Geert Sels a mené huit ans d’enquête. Résultat : un livre très documenté.


En février 2022, a eu lieu la restitution par le musée des Beaux-Arts de Bruxelles du tableau "Fleurs" de Lewis Corinth. 

En 2013, éclatait l'affaire Cornelius Gurlitt quand on découvrit dans l'appartement à Munich de cet octogénaire, 1500 œuvres d'art que son père avait achetées, souvent aux nazis, et la plupart volées aux Juifs.

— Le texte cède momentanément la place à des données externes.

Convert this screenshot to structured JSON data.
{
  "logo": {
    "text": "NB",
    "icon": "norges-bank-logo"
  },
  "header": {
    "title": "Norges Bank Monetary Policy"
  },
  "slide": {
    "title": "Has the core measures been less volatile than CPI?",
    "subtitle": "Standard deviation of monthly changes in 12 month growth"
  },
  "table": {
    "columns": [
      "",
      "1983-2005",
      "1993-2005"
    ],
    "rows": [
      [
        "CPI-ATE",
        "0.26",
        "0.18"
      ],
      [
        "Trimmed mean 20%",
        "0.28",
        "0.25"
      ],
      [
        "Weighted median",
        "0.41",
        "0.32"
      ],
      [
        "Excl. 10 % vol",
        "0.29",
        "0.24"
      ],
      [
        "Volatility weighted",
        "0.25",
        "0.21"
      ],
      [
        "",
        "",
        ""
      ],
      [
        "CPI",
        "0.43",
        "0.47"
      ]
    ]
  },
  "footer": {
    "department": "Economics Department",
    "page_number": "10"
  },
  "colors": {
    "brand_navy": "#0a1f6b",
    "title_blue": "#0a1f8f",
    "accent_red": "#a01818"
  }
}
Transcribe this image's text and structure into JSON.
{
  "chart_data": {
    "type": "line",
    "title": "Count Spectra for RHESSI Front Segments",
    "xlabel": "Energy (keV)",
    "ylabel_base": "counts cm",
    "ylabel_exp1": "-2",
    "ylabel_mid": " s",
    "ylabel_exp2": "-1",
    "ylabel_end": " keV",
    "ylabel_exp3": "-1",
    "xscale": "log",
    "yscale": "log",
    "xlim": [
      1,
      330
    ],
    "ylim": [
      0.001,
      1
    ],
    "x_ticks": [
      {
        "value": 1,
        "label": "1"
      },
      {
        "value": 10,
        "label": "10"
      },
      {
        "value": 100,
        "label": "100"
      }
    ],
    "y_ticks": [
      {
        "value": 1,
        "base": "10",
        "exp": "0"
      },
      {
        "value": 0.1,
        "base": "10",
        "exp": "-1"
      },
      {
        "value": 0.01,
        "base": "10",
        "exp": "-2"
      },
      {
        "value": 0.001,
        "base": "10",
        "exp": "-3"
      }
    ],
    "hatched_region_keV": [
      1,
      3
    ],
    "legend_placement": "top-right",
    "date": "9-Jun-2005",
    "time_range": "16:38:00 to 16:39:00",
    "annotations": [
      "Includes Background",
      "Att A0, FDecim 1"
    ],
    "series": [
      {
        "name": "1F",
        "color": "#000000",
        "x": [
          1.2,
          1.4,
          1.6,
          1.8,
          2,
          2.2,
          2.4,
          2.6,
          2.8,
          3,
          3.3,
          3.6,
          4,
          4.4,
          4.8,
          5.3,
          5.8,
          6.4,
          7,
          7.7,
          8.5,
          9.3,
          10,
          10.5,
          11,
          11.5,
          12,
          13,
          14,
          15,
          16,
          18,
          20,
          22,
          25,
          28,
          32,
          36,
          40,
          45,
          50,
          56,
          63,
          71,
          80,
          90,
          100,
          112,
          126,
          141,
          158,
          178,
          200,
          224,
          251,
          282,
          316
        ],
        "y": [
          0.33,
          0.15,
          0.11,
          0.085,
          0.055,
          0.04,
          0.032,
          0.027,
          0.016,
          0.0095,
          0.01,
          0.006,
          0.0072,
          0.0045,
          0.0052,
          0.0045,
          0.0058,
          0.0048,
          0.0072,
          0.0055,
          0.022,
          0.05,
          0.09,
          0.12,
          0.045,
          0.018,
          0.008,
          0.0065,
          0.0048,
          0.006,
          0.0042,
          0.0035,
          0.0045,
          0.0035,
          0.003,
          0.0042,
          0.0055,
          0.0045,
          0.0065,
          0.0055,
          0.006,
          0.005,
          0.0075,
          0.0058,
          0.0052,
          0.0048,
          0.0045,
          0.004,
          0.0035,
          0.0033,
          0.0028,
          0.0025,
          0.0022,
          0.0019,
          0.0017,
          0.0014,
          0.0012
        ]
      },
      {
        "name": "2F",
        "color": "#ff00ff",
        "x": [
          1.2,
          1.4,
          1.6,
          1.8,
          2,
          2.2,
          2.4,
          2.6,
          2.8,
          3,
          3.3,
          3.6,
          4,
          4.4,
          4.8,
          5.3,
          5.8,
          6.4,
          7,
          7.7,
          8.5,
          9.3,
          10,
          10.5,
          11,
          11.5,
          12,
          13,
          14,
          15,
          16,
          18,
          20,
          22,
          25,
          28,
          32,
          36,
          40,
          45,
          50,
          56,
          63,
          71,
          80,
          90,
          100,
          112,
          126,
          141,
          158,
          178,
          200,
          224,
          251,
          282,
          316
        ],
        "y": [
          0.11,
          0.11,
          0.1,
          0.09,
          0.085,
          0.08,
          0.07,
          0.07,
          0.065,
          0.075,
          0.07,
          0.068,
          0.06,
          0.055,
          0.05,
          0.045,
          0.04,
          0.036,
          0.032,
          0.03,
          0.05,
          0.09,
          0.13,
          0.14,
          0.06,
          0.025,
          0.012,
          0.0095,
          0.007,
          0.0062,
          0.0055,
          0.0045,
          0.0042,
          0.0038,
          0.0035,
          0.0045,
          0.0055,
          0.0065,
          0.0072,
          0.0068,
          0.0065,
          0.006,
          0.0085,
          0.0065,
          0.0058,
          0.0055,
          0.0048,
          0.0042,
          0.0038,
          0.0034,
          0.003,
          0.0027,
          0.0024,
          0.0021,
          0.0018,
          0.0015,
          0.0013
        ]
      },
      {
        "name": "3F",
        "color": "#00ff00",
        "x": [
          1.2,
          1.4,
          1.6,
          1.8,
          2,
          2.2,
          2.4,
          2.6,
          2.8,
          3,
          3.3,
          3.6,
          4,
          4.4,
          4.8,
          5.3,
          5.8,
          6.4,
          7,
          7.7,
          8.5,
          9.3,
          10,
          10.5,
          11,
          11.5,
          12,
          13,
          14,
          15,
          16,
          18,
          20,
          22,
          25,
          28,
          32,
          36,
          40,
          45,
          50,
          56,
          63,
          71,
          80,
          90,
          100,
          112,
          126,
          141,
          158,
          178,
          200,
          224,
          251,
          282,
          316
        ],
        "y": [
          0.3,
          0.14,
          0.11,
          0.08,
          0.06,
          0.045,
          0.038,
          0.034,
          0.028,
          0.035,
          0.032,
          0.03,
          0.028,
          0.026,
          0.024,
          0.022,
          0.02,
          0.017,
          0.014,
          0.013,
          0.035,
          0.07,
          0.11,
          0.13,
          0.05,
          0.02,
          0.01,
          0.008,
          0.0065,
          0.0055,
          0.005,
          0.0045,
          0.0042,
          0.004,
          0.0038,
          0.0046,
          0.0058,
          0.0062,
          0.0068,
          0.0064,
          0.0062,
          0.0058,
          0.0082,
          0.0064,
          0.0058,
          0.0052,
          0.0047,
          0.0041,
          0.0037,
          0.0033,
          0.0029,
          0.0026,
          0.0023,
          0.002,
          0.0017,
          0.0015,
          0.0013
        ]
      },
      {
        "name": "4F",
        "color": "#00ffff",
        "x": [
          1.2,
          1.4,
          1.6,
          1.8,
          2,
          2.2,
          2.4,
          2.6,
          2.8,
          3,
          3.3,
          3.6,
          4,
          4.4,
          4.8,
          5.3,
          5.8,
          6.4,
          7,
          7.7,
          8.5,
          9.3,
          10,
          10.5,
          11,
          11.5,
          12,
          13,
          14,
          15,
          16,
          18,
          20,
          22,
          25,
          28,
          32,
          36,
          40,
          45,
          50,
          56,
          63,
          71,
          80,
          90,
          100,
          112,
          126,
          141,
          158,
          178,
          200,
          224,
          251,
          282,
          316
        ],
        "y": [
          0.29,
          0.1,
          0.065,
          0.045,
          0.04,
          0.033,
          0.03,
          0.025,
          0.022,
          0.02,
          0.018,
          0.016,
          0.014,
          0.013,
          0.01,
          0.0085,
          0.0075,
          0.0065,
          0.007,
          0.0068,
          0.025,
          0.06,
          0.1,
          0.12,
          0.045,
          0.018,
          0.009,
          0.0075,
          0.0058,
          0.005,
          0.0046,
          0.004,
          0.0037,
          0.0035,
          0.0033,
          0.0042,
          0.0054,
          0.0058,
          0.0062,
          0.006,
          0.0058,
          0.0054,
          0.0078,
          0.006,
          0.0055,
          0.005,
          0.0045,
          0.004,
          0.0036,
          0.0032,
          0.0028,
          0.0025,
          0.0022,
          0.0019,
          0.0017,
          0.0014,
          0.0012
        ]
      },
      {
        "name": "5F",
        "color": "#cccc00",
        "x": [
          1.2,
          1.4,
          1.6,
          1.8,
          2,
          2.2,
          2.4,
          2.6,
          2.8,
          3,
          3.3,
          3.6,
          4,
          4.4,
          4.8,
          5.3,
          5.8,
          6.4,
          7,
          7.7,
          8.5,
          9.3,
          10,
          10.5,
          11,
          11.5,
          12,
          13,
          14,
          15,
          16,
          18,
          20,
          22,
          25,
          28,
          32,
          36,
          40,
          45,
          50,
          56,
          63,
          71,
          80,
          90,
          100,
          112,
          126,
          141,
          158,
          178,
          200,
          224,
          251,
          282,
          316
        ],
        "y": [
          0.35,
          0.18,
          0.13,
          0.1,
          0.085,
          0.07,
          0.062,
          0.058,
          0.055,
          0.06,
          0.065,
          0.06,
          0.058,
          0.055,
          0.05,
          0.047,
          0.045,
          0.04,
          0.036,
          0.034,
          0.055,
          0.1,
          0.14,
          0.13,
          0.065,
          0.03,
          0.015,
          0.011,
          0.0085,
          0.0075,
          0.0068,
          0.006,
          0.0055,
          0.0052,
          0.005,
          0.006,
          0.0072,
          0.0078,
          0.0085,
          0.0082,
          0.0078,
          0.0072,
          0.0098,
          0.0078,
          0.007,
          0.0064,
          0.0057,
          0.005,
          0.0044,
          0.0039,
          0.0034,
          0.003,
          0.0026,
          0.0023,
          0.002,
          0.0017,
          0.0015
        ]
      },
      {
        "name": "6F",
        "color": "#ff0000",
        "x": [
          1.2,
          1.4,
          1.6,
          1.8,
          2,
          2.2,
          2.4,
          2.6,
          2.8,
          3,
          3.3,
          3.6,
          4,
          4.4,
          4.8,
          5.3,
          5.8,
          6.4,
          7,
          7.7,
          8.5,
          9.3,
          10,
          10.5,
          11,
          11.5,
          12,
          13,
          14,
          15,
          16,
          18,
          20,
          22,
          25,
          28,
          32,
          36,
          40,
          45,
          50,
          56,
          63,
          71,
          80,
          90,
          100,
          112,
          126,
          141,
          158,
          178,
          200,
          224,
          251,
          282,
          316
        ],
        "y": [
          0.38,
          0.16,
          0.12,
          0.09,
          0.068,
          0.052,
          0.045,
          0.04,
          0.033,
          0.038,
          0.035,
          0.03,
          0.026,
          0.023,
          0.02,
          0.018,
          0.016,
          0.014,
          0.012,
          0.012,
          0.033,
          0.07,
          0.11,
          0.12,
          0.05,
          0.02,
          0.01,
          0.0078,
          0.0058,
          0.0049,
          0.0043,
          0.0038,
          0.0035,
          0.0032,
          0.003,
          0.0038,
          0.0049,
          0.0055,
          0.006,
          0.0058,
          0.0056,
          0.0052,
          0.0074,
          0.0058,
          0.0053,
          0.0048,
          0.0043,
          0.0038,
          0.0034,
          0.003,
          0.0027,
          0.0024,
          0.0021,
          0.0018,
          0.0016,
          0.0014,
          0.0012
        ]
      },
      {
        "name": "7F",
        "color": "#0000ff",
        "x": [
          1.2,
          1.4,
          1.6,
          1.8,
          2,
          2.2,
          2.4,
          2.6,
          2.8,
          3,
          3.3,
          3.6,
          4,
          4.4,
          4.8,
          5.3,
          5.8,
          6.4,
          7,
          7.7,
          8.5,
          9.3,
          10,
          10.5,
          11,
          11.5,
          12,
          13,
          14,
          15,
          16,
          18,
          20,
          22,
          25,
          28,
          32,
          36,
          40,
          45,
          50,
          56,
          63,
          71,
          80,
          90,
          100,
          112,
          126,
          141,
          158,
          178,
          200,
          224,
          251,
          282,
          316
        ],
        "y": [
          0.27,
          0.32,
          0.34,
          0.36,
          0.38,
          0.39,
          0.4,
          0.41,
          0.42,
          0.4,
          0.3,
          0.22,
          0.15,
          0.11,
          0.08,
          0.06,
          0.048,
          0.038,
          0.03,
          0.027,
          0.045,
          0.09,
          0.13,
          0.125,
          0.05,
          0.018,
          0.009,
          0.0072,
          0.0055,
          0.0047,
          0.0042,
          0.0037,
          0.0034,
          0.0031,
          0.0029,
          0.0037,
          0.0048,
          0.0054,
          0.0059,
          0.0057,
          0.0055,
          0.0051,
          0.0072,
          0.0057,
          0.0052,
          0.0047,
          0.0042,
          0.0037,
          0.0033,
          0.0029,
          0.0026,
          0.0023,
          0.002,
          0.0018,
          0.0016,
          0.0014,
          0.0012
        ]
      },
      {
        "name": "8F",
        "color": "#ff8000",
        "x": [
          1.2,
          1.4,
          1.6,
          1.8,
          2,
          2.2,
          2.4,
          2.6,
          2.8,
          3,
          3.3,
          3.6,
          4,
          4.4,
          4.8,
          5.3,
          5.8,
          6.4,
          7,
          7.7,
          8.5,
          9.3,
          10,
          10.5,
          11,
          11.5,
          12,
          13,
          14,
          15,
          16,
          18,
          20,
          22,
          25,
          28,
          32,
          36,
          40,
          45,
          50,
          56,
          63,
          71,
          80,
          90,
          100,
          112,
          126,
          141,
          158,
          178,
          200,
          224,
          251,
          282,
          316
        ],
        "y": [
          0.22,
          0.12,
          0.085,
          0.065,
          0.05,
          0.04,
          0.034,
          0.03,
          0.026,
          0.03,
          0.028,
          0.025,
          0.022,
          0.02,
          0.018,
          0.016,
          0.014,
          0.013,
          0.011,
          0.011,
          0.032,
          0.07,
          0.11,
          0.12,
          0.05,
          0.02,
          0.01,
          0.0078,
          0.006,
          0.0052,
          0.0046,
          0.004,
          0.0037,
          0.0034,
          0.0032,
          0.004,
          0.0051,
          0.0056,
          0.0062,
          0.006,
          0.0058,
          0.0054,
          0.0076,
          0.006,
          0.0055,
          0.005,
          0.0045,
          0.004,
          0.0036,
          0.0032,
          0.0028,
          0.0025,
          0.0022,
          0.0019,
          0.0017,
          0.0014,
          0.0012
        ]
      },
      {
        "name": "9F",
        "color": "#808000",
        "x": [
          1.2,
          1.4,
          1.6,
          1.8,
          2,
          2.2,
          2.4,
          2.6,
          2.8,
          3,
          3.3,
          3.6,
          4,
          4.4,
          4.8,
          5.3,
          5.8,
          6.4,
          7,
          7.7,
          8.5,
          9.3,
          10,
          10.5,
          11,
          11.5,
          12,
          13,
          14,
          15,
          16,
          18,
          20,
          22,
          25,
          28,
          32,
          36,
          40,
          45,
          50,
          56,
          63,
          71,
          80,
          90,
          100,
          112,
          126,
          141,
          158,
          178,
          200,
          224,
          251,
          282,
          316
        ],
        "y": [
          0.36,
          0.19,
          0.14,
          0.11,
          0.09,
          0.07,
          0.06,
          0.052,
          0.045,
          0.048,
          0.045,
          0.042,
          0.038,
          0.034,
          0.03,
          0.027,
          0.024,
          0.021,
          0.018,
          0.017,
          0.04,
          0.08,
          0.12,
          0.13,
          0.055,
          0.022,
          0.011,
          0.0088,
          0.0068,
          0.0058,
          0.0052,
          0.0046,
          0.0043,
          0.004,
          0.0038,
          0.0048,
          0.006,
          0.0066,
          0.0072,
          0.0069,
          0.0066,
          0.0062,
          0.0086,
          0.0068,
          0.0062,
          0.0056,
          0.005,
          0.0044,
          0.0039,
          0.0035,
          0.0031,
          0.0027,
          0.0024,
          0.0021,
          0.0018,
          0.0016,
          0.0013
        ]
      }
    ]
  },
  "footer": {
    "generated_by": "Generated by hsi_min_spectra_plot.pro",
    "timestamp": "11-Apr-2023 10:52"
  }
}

Geert Sels, journaliste du Standaard, découvre alors qu'il n'existait pas en Belgique, contrairement à nos pays voisins, de banque de données sur les œuvres d'art dont l'acquisition pourrait être douteuse, des "œuvres orphelines". Il était "indigné" dit-il, que la réponse officielle était toujours que tout avait été étudié alors que ce n'était pas le cas.

Nombreuses difficultés

Pendant plus de huit ans, il a mené l'enquête en Belgique et dans d'autres pays, qui aboutit aujourd'hui à un livre, traduit en français, publié chez Racine : Le trésor de guerre des nazis. Enquête sur le pillage d ' art en Belgique.

Il s'est heurté, comme il le raconte, à de nombreuses difficultés. Il y eut certes en 2000-2001 la Commission Buysse "pour le dédommagement des membres de la Communauté juive de Belgique" qui avait cherché à établir cette base de données. Mais malgré ses demandes répétées, Geert Sels n'a pas pu avoir accès aux résultats qui ne sont pas publics. En cherchant lui-même, il a dû les trouver souvent à l'étranger, aux Pays-Bas en France et en Allemagne.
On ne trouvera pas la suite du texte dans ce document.